12 Refine Your Topic Explore the possibilities - be open minded and don't limit yourself. Write something down. Even a single sentence written down can help you think clearly. Focus, focus, focus. Once you have started with a general concept, you need to limit your topic to put it in focus. A good way to do this is to use the Who, What, When, Where, Why, and How questions.

13 Refine Your Topic cont’d
Think of questions that you would want your research to address. Asking questions about your topic will give you a direction for your focus. Consider the whole project. Keeping in mind all that you have to do for each part of the project should give you a better idea how to refine your topic, whether the topic is researchable, how broad or narrow to make it.

14 Refine Your Topic cont’d
“Keeping a clear focus in mind will help you sort through and evaluate sources. Based on what you learn, you will change and refine your topic, but try not to be distracted or led away from the main thesis. Your focus should guide you as you make these changes. Research is not compiling little piles of unconnected facts. A clear focus will help tie your ideas together and allow you build a cohesive unit.”

15 Evaluating Your Sources (Without Reading Them)
Before you spend any length of time with a source, you need to quickly determine if it is worthwhile to read/use it.
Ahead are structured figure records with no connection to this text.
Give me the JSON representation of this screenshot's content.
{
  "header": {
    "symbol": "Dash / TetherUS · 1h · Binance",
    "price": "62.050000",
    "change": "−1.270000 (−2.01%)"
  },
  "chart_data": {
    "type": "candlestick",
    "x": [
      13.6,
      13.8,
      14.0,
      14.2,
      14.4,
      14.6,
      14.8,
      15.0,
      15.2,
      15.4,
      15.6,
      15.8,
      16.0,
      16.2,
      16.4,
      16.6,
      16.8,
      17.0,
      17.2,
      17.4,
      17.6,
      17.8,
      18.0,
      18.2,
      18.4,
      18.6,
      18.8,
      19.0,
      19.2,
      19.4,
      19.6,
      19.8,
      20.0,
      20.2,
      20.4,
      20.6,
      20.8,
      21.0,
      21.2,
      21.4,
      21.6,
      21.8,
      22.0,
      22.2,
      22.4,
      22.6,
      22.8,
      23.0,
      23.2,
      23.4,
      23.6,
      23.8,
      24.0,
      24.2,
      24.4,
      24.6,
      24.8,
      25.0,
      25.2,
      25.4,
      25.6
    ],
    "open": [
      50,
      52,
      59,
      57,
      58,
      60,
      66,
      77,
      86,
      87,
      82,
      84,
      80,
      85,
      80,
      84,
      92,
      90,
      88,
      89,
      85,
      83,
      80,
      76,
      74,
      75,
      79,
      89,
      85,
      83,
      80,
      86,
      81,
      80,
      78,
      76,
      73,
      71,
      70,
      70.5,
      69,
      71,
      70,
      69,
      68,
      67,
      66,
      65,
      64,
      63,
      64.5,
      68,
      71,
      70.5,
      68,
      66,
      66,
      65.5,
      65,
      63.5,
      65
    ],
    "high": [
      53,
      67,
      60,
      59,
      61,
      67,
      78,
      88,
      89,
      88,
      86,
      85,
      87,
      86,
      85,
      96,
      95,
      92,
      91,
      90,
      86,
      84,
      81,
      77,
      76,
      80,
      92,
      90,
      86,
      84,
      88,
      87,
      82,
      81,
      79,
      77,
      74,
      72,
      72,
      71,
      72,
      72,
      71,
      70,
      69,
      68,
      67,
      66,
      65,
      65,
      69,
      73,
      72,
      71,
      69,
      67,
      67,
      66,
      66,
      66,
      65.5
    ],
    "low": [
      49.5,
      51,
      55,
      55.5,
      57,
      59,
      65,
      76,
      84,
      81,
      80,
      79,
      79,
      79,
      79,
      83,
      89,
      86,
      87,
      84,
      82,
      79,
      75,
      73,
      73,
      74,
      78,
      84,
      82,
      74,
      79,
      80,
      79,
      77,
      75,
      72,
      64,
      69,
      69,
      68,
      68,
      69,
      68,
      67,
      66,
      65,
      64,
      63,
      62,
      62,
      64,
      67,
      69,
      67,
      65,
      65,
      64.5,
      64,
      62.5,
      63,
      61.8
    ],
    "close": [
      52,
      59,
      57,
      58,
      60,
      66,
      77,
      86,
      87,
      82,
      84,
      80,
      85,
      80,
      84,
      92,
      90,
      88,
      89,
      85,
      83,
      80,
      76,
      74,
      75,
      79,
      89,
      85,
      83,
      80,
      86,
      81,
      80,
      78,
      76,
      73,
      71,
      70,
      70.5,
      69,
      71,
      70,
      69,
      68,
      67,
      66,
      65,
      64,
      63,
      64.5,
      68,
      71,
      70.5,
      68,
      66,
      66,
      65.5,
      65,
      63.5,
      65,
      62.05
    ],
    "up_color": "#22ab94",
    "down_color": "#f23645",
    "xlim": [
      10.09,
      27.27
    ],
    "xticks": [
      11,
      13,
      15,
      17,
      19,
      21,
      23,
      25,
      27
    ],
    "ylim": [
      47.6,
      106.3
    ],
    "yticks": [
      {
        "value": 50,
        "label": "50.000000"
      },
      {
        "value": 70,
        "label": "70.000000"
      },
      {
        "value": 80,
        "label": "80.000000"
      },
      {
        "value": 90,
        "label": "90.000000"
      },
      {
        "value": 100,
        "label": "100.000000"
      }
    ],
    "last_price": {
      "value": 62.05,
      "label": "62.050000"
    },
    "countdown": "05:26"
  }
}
Read the preface or introduction or the first few paragraphs because they usually include the author's purpose. Then read the summary or conclusion because it reviews the author's main points. Next, skim chapter or section headings to get an overview of the material. Then skim the index to look for key words or phrases related to your topic. Finally, browse through the material, especially sections that appear most directly related to your topic because these sections will help you observe the author's opinions and style.

16 Then what? Once you’ve skimmed your sources, it will be easier to decide which ones to concentrate on. Once you have a general idea about a source, then you can better decide whether or not it is a worthwhile source for your research. If it is useful, relevant, and otherwise important to your project, it becomes all the more important to take the time to read it, at least the important parts of it for your research.

17 Factor #1 in Evaluating Sources:
Relevance and Content: Is pertinent to your research? Once you determine that it is relevant, then you need to figure out the quality of its content.

18 Factor #2 in Evaluating Sources:
Type of source and intended audience: If the source was written to entertain or advocate a particular viewpoint, it is much different in usefulness and value than one that is mainly designed to inform or report on a scholarly or scientific endeavor.

19 Factor #3 in Evaluating Sources:
Determine an author's credentials: Does this person have any academic background or other expertise that qualifies her or him to write in this field?

20 Factor #4 in Evaluating Sources:
Timeliness: How old is the information? Is the information up-to-date and accurate? For your particular research, is using older materials appropriate? If an article about a current event has been written recently, does it cover the event objectively?


22 Prove it Explain what your assignment is.
List reasons why you should not procrastinate in your research. Describe plagiarism and its effects. Explain benefits of background reading. Describe the process of refining your topic. Identify factors in evaluating research sources.